Implement a prototype able to track a simple object in a video scene.
You have full freedom to do this as you please, but bear in mind
that we only ask for a *prototype*.  The goal is to learn constituent
techniques, not to make a full solution for production.

1.  You can set up your own scene, recording your own video, with a
characteristic, brightly coloured object moving through the scene.
E.g. a bright, red ball rolling on the floor.
3.  Can you use the feature detector to detect your particular object in
a still image?
4.  Visualise the detected object, by drawing a frame around it in the image.
5.  Introduce tracking only when you have a working prototype for still
images.

## Modularisation

There are several subproblems which can most easily be handled separately.  Try to identify such problem, solve them one by one, and test the solutions.  The ones listed below are just examples.

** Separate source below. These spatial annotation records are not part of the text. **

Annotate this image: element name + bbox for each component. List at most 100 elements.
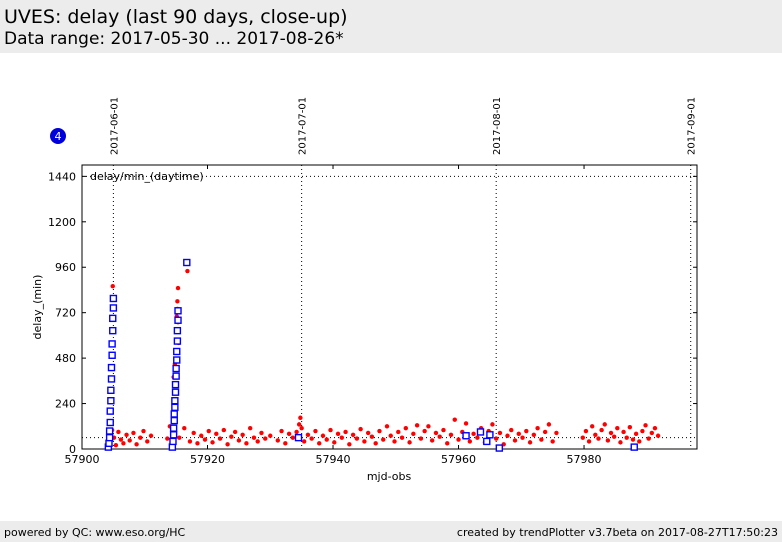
data-point-red — [290, 435, 296, 440]
legend-label: delay/min_(daytime) — [90, 170, 204, 183]
data-point-red — [263, 436, 268, 441]
data-point-blue — [108, 351, 116, 359]
data-point-red — [217, 436, 223, 441]
data-point-red — [324, 437, 329, 442]
footer-created-by: created by trendPlotter v3.7beta on 2017… — [456, 526, 778, 539]
data-point-blue — [171, 380, 180, 389]
data-point-red — [384, 424, 390, 429]
data-point-blue — [462, 432, 470, 440]
data-point-red — [602, 422, 607, 427]
data-point-red — [652, 425, 658, 431]
data-point-red — [463, 421, 469, 426]
date-marker-label: 2017-06-01 — [109, 97, 120, 155]
data-point-red — [452, 417, 457, 422]
data-point-red — [134, 442, 139, 447]
data-point-red — [177, 435, 182, 440]
data-point-red — [433, 430, 439, 436]
data-point-red — [618, 440, 623, 445]
data-point-red — [611, 434, 617, 439]
data-point-red — [627, 425, 633, 430]
data-point-red — [633, 431, 639, 437]
date-marker-label: 2017-09-01 — [687, 97, 698, 155]
data-point-blue — [105, 433, 114, 442]
y-axis-label: delay_(min) — [31, 275, 44, 340]
data-point-blue — [172, 372, 180, 380]
data-point-blue — [107, 375, 116, 383]
data-point-red — [605, 438, 611, 443]
data-point-red — [546, 422, 552, 427]
data-point-red — [145, 439, 150, 444]
data-point-red — [206, 428, 211, 434]
data-point-blue — [630, 443, 638, 451]
data-point-red — [275, 438, 280, 443]
data-point-red — [299, 425, 304, 431]
data-point-red — [124, 432, 129, 437]
data-point-red — [247, 425, 253, 431]
page-title: UVES: delay (last 90 days, close-up) — [4, 6, 348, 28]
data-point-blue — [486, 431, 494, 439]
data-point-red — [411, 431, 416, 437]
data-point-blue — [105, 427, 114, 435]
footer-bar: powered by QC: www.eso.org/HC created by… — [0, 521, 782, 542]
data-point-red — [599, 427, 604, 433]
data-point-red — [490, 422, 495, 427]
data-point-red — [512, 438, 518, 443]
data-point-red — [403, 425, 409, 431]
date-marker-label: 2017-07-01 — [298, 97, 309, 155]
data-point-red — [339, 435, 345, 440]
data-point-blue — [169, 424, 178, 432]
data-point-red — [640, 428, 645, 434]
data-point-blue — [109, 294, 118, 303]
data-point-red — [210, 440, 215, 445]
data-point-red — [113, 443, 119, 448]
data-point-red — [191, 430, 196, 436]
x-tick-label: 57940 — [316, 453, 351, 466]
header-bar: UVES: delay (last 90 days, close-up) Dat… — [0, 0, 782, 53]
y-tick-label: 720 — [55, 307, 76, 320]
data-point-blue — [106, 418, 114, 427]
data-point-red — [414, 423, 420, 428]
data-point-red — [509, 427, 514, 433]
data-point-red — [524, 428, 529, 434]
data-point-red — [593, 432, 598, 437]
data-point-red — [407, 440, 412, 445]
data-point-red — [232, 429, 238, 435]
data-point-red — [127, 438, 132, 443]
data-point-red — [535, 425, 540, 431]
data-point-blue — [174, 316, 182, 324]
y-tick-label: 960 — [55, 261, 76, 274]
data-point-red — [328, 427, 333, 433]
data-point-red — [214, 431, 219, 437]
data-point-red — [309, 436, 314, 441]
data-point-red — [615, 425, 620, 431]
data-point-red — [202, 437, 208, 442]
data-point-blue — [108, 340, 116, 348]
x-tick-label: 57980 — [567, 453, 602, 466]
data-point-red — [195, 441, 200, 446]
data-point-red — [505, 433, 510, 438]
data-point-red — [236, 438, 242, 443]
data-point-blue — [476, 428, 485, 436]
data-point-red — [539, 437, 544, 442]
data-range-subtitle: Data range: 2017-05-30 ... 2017-08-26* — [4, 29, 344, 49]
data-point-red — [301, 439, 307, 444]
data-point-red — [608, 430, 614, 436]
data-point-blue — [109, 304, 118, 312]
data-point-red — [580, 435, 585, 440]
data-point-red — [279, 428, 284, 434]
footer-powered-by: powered by QC: www.eso.org/HC — [4, 526, 186, 539]
data-point-red — [520, 435, 525, 440]
data-point-red — [255, 439, 260, 444]
data-point-red — [354, 436, 360, 441]
data-point-red — [121, 441, 126, 446]
y-tick-label: 1200 — [48, 216, 76, 229]
data-point-red — [296, 422, 302, 427]
plot-area-frame — [81, 164, 698, 450]
data-point-red — [116, 429, 121, 435]
data-point-red — [646, 436, 651, 441]
data-point-blue — [495, 444, 504, 452]
data-point-red — [630, 437, 636, 442]
data-point-red — [586, 439, 592, 444]
y-tick-label: 240 — [55, 398, 76, 411]
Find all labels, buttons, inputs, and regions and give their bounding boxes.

Make sure that you document partial results, and take a note of what you learn from each one.  The code is not the only output of a design step.

### Time derivative

One key challenge is to calculate the time derivative \$I_t\$.

1. The easiest approach will be to take each pixel, and make a one-dimensional signal by taking the same pixel from every frame, and apply a (1D) Sobel filter (or other derivation filter). From these per-pixel \$I_t\$ signals, a frame (matrix) \$I_t(t)\$ for each time step can be reconstructed.
2. It is possible to process all the pixel signals in parallel using matrix operations in numpy.  This requires a little more abstract thought, but once mastered, the code is simpler and more efficient.

### Partial solutions and experimentation

Try to identify tests which you can make to check that parts of the code works as intended.

For instance, you should attempt tracking from one frame to the next.  You need to use more frames for the derivative (depending on the length of the filter), but focus on the feature point in two frames only.

1.  Where is the feature point in the first frame?
2.  Where does the feature point move according to the tracking algorithm?
3.  Where is the feature point actually in the second frame according to the corner detector?

You may find some discrepancy between 2 and 3.  The algorithms are not perfect.